Никогда не славь смерть,
не славь смерть, приносимую человеком человеку,
не славь то, что постыдно.
Но имей мужество сказать: «Пошел к черту!» —
если кто-то во имя так называемых убеждений
призовет к убийству ближнего твоего; уж тогда,
воистину, лучше грабитель,
убивающий без всяких догм.
О, унизительная жажда самоунижения,
тоска по кату, голос тайного страха,
тоска всех слишком зыбких догм!
Обнажи главу, человече, и почти память жертв!
Дурное тяготеет к дурному;
призрачно-жуткие человеческие жертвы —
кто их приносит? Призраки.
Вот он, призрак, сама недозволенность:
стоит в комнате, Насвистывает,
обыватель-призрак, приученный к порядку!
Он умеет читать и писать,
он пользуется зубной щеткой,
идет к врачу, если вдруг заболел,
чтит иной раз отца и мать,
но вообще озабочен лишь самим собой
и все же он призрак.
Порожденье вчерашнего дня, он гордится своей романтической жилкой, он предан всему вчерашнему, но и сегодняшней выгоды не упустит, чуя ее нутром; призрак, однако не дух, во плоти, но без крови— и именно потому кровожадный в беззлобно-тупой своей деловитости; жадный до догм, до удобных лозунгов, он движим ими, как кукла на нитках,— в том числе и на нитках прогресса; но всегда он и трус и убийца вместе, он, образец добродетели, он, обыватель; горе нам, горе!
О, обыватель — это само бесовство! Его мечта техника, наисовершеннейшая, наисовременнейшая и направленная исключительно на вчерашние цели; его мечта технически безукоризненный китч; его мечта -— профессиональное бесовство виртуоза, скрипкой услаждающего слух его, романтический фейерверк бутафорских блесток, оперное море огней; его мечта—дешевый блеск.
Ах, припомните бывало,
сколько страху нагонял он,
кайзер лавочников наших!
Прочь с дороги лимузина,
допотопная берлина!
Вот он мчит, смешон и страшен,
апокалипсис с мотором,
хлам барокко, черный ворон,
горностаевый папаша.
А это ведь было только начало,
и когда тремя десятилетьями позже
нагрянул изверг и разверз глотку,
изрыгая речь, словно мерзкую слизь,
мы все онемели; иссохло Слово,
и будто навек нас лишили возможности
понимать друг друга;
на поэтов смотрели как на презренных фигляров,
что плоды превращают в увядшие розы.
Смех застрял у нас в горле, и мы увидали
маску ужаса, кладбищенский китч,
налепленный лавочнику-палачу на лицо
маска на маске, личина на мертвечине,
лик бесслезности.
Революции, однако, эти возмущения естества против извращений естества, против призрачности и вопиющей недозволенности, но также и против многообразия убеждений, которое они жаждут выжечь дотла мрачно-свирепым огнем террора и насильственного обращения, революции сами становятся призрачными, ибо всякий террор порождает власть нового обывателя, обывателя от революции, пользующегося плодами революции, виртуозного мастера террора, трижды окаянного осквернителя всякой справедливости; горе нам, горе!
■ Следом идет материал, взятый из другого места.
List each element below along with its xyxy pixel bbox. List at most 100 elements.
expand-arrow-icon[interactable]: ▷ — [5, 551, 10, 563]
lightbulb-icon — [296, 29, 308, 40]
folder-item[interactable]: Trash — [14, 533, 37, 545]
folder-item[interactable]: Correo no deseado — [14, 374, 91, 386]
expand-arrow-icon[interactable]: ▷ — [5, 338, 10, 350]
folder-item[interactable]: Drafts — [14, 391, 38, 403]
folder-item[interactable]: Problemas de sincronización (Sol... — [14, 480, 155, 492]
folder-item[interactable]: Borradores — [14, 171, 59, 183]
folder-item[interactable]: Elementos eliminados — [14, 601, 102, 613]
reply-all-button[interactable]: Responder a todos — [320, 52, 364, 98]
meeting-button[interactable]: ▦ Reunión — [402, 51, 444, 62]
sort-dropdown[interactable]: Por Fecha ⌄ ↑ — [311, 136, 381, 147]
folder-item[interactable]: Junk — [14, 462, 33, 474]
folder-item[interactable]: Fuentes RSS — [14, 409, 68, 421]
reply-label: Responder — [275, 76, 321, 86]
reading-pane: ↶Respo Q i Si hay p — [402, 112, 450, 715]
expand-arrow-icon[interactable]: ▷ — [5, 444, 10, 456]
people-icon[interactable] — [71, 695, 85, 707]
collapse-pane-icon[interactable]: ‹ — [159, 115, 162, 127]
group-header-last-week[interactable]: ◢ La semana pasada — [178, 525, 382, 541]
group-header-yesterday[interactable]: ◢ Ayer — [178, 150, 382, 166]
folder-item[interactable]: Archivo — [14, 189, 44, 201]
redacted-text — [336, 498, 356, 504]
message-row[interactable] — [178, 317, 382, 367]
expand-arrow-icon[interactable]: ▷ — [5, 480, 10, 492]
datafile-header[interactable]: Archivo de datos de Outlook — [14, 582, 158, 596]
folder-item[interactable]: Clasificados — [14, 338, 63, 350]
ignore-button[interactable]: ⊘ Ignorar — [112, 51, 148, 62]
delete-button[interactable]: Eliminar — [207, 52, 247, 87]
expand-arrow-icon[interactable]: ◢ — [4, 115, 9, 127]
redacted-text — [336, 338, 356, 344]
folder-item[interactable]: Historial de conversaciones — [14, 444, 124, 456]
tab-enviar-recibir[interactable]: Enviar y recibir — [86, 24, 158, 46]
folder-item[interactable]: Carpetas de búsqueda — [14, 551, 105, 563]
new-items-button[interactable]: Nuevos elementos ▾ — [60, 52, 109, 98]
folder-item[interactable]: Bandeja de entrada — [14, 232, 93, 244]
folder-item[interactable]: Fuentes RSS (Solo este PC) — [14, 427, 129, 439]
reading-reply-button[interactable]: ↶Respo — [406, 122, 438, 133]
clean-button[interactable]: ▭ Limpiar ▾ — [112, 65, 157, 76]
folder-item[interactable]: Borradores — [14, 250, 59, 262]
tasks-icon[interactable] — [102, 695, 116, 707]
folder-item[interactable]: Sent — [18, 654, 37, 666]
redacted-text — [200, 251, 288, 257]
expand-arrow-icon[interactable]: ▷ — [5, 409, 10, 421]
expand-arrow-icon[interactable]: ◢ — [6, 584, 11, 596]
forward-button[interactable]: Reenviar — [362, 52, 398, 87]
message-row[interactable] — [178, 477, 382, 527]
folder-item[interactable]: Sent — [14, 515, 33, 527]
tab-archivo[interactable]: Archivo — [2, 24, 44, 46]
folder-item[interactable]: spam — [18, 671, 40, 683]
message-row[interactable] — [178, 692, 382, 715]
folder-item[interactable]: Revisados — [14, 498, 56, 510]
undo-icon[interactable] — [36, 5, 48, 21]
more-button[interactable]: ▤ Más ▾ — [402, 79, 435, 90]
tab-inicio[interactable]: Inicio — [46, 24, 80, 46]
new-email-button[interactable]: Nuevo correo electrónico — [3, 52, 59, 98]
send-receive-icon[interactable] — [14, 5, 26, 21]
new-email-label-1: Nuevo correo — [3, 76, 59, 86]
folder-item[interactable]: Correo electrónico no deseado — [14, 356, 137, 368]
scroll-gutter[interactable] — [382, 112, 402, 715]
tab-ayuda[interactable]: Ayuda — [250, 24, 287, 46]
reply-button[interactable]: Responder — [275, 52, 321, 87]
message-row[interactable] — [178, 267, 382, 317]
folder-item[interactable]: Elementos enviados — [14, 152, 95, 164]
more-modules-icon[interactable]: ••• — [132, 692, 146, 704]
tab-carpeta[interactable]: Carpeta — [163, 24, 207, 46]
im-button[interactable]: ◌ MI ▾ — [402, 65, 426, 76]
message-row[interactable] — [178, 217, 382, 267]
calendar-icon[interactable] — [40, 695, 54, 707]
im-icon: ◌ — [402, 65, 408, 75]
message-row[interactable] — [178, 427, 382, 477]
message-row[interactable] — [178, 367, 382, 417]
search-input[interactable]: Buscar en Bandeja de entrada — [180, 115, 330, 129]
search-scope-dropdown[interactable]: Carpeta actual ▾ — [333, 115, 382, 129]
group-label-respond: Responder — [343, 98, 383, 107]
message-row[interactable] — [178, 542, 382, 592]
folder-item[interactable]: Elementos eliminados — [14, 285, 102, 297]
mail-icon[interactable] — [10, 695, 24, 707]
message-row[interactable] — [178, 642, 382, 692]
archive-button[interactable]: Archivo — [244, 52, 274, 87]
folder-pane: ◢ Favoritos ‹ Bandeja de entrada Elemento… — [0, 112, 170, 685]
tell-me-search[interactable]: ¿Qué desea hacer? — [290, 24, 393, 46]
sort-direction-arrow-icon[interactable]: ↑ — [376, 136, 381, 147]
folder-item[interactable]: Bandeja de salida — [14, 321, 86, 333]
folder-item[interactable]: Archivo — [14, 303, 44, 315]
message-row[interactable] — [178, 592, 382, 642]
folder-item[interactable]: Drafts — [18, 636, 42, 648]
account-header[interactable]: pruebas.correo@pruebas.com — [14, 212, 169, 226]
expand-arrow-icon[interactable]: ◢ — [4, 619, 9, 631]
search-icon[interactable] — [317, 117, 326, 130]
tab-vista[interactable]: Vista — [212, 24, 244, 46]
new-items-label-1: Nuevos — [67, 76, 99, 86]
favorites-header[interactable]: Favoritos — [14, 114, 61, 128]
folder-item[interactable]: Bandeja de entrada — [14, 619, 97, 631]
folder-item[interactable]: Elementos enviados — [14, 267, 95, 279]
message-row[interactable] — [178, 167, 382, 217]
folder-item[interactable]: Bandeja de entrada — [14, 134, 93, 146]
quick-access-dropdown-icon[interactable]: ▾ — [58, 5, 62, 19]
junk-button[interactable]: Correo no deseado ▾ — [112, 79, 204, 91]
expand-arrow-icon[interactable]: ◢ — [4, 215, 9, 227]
О, революционная справедливость! Обыватель превращает революцию в бесовское подобие революции, в разбой и хуже разбоя, ибо в суррогате этом нет уж и догм, а есть лишь голая власть; и уже не обращением в свою веру она озабочена, насильственным или мирным,—нет, теперь правит одна только окаянность, до поры до времени таящаяся за любым убежденьем, технически безукоризненная машина террора, концентрационный лагерь и лаборатория пыток — дабы посредством возведенного в закон беззакония, посредством возведенной в истину бесовской лжи осуществить почти уже абстрактное всепорабощение, чуждое всему человеческому.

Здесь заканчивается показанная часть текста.